Pertanyaannya, komponen apa dalam data industri BPS yang merepresentasikan porsi
alat-alat produksi?
Nilai output BPS secara aproksimatif mencerminkan
nilai total komoditas yang diproduksi. Jika dataoutput diurai
menjadi komponen-komponen pembentuknya, maka didapatkan lima komponen
pembentuk output, yakni (1) input; (2) penyusutan modal tetap; (3) labor costs; (4) pajak tidak langsung, dan (5)
keuntungan bersih. Data ‘keuntungan bersih’ atau yang biasa disebut sebagai
imbalan untuk kapital (return to capital)

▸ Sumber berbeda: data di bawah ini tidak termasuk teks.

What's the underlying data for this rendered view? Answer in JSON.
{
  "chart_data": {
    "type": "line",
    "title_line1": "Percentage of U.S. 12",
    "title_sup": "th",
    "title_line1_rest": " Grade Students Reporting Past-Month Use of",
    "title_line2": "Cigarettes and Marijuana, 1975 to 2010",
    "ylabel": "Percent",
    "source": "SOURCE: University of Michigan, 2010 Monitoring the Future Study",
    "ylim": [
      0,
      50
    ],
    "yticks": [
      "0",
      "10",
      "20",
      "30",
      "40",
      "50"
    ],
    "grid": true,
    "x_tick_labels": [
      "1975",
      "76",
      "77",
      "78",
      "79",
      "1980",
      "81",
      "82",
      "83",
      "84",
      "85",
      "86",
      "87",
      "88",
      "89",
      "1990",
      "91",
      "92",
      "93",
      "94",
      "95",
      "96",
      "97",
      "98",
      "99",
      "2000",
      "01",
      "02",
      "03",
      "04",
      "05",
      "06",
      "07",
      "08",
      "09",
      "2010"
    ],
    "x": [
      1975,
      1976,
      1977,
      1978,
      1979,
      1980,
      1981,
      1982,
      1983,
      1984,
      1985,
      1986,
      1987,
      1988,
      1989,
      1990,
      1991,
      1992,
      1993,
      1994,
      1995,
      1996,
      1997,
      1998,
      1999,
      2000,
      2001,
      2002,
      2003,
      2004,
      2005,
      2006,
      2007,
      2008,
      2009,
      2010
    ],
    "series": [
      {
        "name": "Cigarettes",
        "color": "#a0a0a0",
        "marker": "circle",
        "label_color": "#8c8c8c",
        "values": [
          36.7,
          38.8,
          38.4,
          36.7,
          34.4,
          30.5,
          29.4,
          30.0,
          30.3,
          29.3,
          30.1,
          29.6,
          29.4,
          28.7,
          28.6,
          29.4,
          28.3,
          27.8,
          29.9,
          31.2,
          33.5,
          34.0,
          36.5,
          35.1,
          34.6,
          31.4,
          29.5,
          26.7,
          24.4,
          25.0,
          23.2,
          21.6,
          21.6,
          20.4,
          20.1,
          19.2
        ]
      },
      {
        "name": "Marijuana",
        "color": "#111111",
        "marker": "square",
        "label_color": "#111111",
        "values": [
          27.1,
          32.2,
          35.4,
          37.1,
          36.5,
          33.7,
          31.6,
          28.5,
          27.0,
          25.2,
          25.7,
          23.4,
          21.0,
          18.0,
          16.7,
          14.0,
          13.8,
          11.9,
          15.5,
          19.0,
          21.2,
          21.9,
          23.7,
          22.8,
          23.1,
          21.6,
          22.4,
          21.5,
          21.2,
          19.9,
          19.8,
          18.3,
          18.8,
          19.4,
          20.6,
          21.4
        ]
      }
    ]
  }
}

bisa didapatkan dengan cara: nilai tambah (biaya faktor produksi) dikurangi
penyusutan modal tetap dan labor costs.
Porsi nilai
alat-alat produksi secara aproksimatif dicerminkan oleh (1) input dan (2) pengurangan atau penyusutan modal
tetap. Input (seperti bahan baku) ‘habis dipakai’ dalam
setahun produksi, sementara modal tetap (seperti mesin-mesin) tidak habis
dipakai dalam setahun, sehingga yang dihitung hanyalah ‘penyusutan nilainya’
saja. Jika kedua komponen itu kita keluarkan, maka kita dapatkan (a) labor costs; (b) pajak tidak langsung, dan (c)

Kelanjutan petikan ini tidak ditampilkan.